Дедушка Йозеф в первый же год после революции с помощью журнала «Анонс», размещающего объявления, проводит несколько прибыльных финансовых операций (за семь стокронных купюр с портретом Клемента Готвальда он получает целую тысячу крон), но продолжает с еще большим остервенением комментировать текущую политическую жизнь. Ему не по нутру высокая депутатская зарплата, длинные волосы министра Лангоша, присутствие бывших коммунистов в правительстве и медленный темп люстраций.
— Повесить, а не предавать гласности их имена! — кричит он теперь весьма часто.
— Прекрати, слышишь! — предостерегающе осаживает его бабушка Вера.
Ярушка в один из декабрьских вечеров 1989 года — за минуту до десяти — бросает взгляд на красный неоновый лозунг, сияющий посреди темного неба, и с изумлением замечает, что одна из букв закрыта силуэтом какой-то фигуры. Квидо, стоящий за ее спиной, раздавлен.
— Я мог бы простить тебе, если бы ты нашла другого, — сказал он ревниво, — но я никогда не прощу тебе, что ты позволила ему это!..
Но на следующее утро выясняется, что на крыше был не кто иной, как товарищ Шперк, защищающий неон своим собственным телом от нескольких членов «Гражданского форума», собравшихся его демонтировать.
6 декабря светящийся лозунг был окончательно снят. В тот же вечер товарищ Шперк приставляет дуло охотничьего ружья к своему правому виску и спускает курок. По счастливой случайности пуля минует цель, и потому единственное следствие попытки самоубийства — согласно медицинскому заключению — временно оглохшее правое ухо. После недолгого реабилитационного периода товарищ Шперк покупает на аукционе, проводимом в рамках так называемой «малой приватизации», за объявленных 3 240 000 чехословацких крон ресторан под названием «Охотничий домик».
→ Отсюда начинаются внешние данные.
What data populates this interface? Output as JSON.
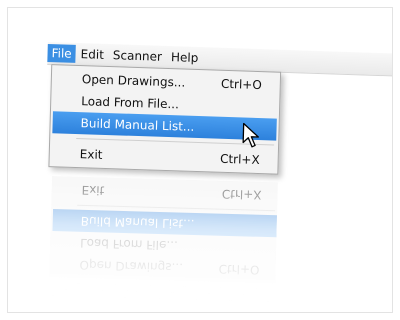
{
  "menubar": {
    "items": [
      {
        "label": "File"
      },
      {
        "label": "Edit"
      },
      {
        "label": "Scanner"
      },
      {
        "label": "Help"
      }
    ]
  },
  "file_menu": {
    "items": [
      {
        "label": "Open Drawings...",
        "shortcut": "Ctrl+O"
      },
      {
        "label": "Load From File...",
        "shortcut": ""
      },
      {
        "label": "Build Manual List...",
        "shortcut": ""
      },
      {
        "label": "Exit",
        "shortcut": "Ctrl+X"
      }
    ]
  },
  "colors": {
    "highlight": "#3b8fe3",
    "menu_background": "#f3f3f3"
  }
}
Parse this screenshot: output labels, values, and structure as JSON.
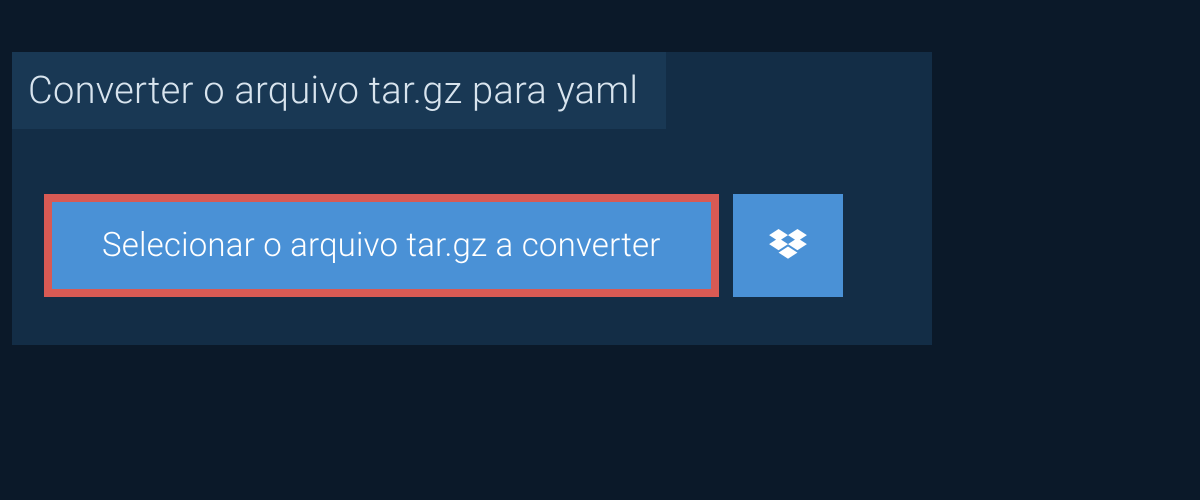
{
  "title": "Converter o arquivo tar.gz para yaml",
  "buttons": {
    "select_file_label": "Selecionar o arquivo tar.gz a converter"
  }
}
Отец Квидо с января 1989 года работает в министерстве внешней торговли в должности заведующего торговым отделом. На работу ежедневно прикатывает на собственном автомобиле. В сентябре того же года его направляют в командировку в Бразилию для заключения контракта.
— Жить можно, не так ли? — часто улыбается он в эти дни.
Но в ходе всеобщих проверок в министерстве он оказывается среди люстрированных, и его увольняют. Он опять возвращается в АО «Сазавский кавалер», где выполняет функции референта по ценообразованию.
В последующие месяцы бабушка Вера спит ужасно тревожно. В ночь с 18 на 19 августа 1991 года бабушка и вовсе не смыкает глаз. Объяснения этому она никак не может найти. А поутру убеждается, что все три попугайчика вновь упорхнули. Несколькими минутами позже она по радио узнает, что в Советском Союзе совершен государственный переворот и что на улицах Москвы стоят танки.
— Реалиста чудеса никогда не повергнут в смущение, — комментирует Квидо происходящее.
У матери Квидо для чудес не остается времени: до конца октября ей нужно сдать проект так называемой «большой приватизации». Кроме того, она всерьез озабочена рецидивом заболевания мужа.
12 сентября из хорватской Пулы, осажденной сербскими националистами, прилетает Миряна; мать Квидо предоставляет ей политическое убежище.
12 октября Квидо относит в издательство «Чехословацкий писатель» рукопись своего романа «Лучшие годы — псу под хвост».